A requirement for establishing that an injury occurred “in the course of” employment is that the injury be shown to have occurred at a place where the employee may reasonably be expected to be while fulfilling the duties of the employment contract. See
Marsigli Estate v. Granite City Auto Sales
, Inc., 124 Vt. 95, 98 (1964). Another requirement for establishing that an injury occurred “in the course of” employment is that it be shown to have occurred while the employee was engaged in an “activity whose purpose is related to the employment.” See
Cyr v. McDermott’s, Inc.
, 187 Vt. 392 (2010).

In
Abraham v. Mountain Communities Supporting Education, Inc.
, Opinion No. 16-18WC (December 19, 2018), the court specifically addressed the question of whether, on the day of an employee’s injury at her home, the scope of her employment encompassed her presence on her home staircase. There, they found that the employee was performing a specific, work-related duty, outside the scope of her regular duties, for her employer’s benefit. They also reasoned that the employee was in a place she could reasonably be expected to be (her staircase) while she fulfilled her work-related duty. See also
Kenney v. Rockingham Sch. Dist.
, 123 Vt. 344, 348 (1963).

In
Abraham
, the court also differentiated between “other home injuries” and those that are work-related home injuries. Specifically, they gave the example of an employee falling at home while returning his work gloves to his shed or being injured in his laundry room, while washing his personal knee pads. These examples are distinguishable as the “routine maintenance” of personal items that employees use at work every day, rather than a specific activity outside the employee’s regular duties undertaken for the employer’s benefit.

 

Maine

 

Claims in Maine for injuries suffered while working from home will be analyzed using the familiar standard of “arising out of and in the course of” the employment.

A recent case from the Maine Supreme Judicial Court somewhat addressed the issue of injuries while working from home. See
Estate of Sullwold v. Salvation Army
, 108 A.3d 1265 (2015). There, death benefits were awarded to the widow of a financial executive who worked remotely from his Maine home after the executive suffered a fatal heart attack while exercising on his personal treadmill. This case is a bit unique because the widow had the benefit of a statutory presumption of compensability where the employee dies. See 39-A M.R.S. § 327. The Court stated that under this standard, “hopeless claims” do not receive the benefit of the presumption, but claims that have a rational possibility of success do. The Court found that this claim was not “hopeless” because there was reasonable evidence that if the employee were able to testify, he could show that the injury “arose out of and in the course of the employment.”

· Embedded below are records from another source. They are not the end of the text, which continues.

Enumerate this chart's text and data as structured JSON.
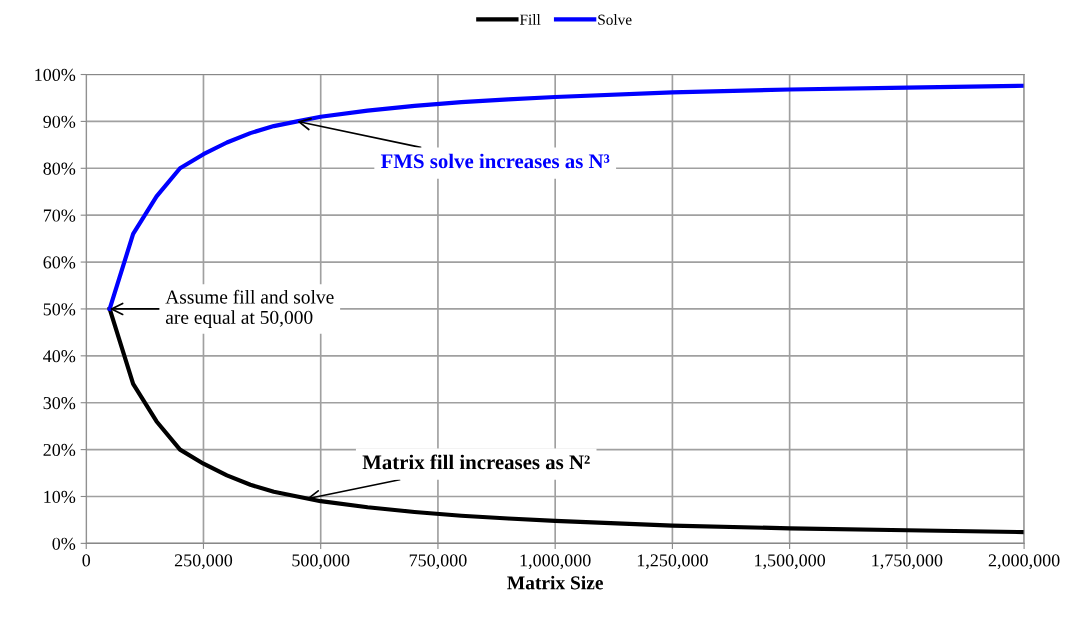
{
  "chart_data": {
    "type": "line",
    "xlabel": "Matrix Size",
    "x": [
      50000,
      100000,
      150000,
      200000,
      250000,
      300000,
      350000,
      400000,
      450000,
      500000,
      600000,
      700000,
      800000,
      900000,
      1000000,
      1250000,
      1500000,
      1750000,
      2000000
    ],
    "series": [
      {
        "name": "Fill",
        "color": "#000000",
        "values": [
          50,
          34,
          26,
          20,
          17,
          14.5,
          12.5,
          11,
          10,
          9,
          7.7,
          6.7,
          5.9,
          5.3,
          4.8,
          3.8,
          3.2,
          2.8,
          2.4
        ]
      },
      {
        "name": "Solve",
        "color": "#0000ff",
        "values": [
          50,
          66,
          74,
          80,
          83,
          85.5,
          87.5,
          89,
          90,
          91,
          92.3,
          93.3,
          94.1,
          94.7,
          95.2,
          96.2,
          96.8,
          97.2,
          97.6
        ]
      }
    ],
    "xlim": [
      0,
      2000000
    ],
    "xticks": [
      {
        "value": 0,
        "label": "0"
      },
      {
        "value": 250000,
        "label": "250,000"
      },
      {
        "value": 500000,
        "label": "500,000"
      },
      {
        "value": 750000,
        "label": "750,000"
      },
      {
        "value": 1000000,
        "label": "1,000,000"
      },
      {
        "value": 1250000,
        "label": "1,250,000"
      },
      {
        "value": 1500000,
        "label": "1,500,000"
      },
      {
        "value": 1750000,
        "label": "1,750,000"
      },
      {
        "value": 2000000,
        "label": "2,000,000"
      }
    ],
    "ylim": [
      0,
      100
    ],
    "yticks": [
      {
        "value": 0,
        "label": "0%"
      },
      {
        "value": 10,
        "label": "10%"
      },
      {
        "value": 20,
        "label": "20%"
      },
      {
        "value": 30,
        "label": "30%"
      },
      {
        "value": 40,
        "label": "40%"
      },
      {
        "value": 50,
        "label": "50%"
      },
      {
        "value": 60,
        "label": "60%"
      },
      {
        "value": 70,
        "label": "70%"
      },
      {
        "value": 80,
        "label": "80%"
      },
      {
        "value": 90,
        "label": "90%"
      },
      {
        "value": 100,
        "label": "100%"
      }
    ],
    "annotations": [
      {
        "text": "FMS solve increases as N³",
        "x": 450000,
        "y": 90
      },
      {
        "text": "Assume fill and solve\nare equal at 50,000",
        "x": 50000,
        "y": 50
      },
      {
        "text": "Matrix fill increases as N²",
        "x": 470000,
        "y": 9.5
      }
    ],
    "grid": true,
    "legend": "top",
    "marker": "none",
    "line_style": "solid"
  }
}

Regarding the element of “in the course of employment,” the Court stated that the injury occurred during work hours, in a place that the employer allowed him to work (his home office), and while he was using the cell phone that the employer provided to him for his work. Regarding the element of “arising out of the employment,” the Court found that the widow’s credible testimony that the employee was under a tremendous amount of stress from managing his employer’s $2.5 billion investment portfolio was enough to establish causation between the work activities and the heart attack.

Of course, the primary distinguishing factor in the
Sullwold
case is the presumption of compensability in death cases. For the overwhelming majority of cases, the employee will not have the benefit of that presumption and will be required to prove that the injury “arose out of” the employment by showing that they were engaged in work activity at the time of the incident.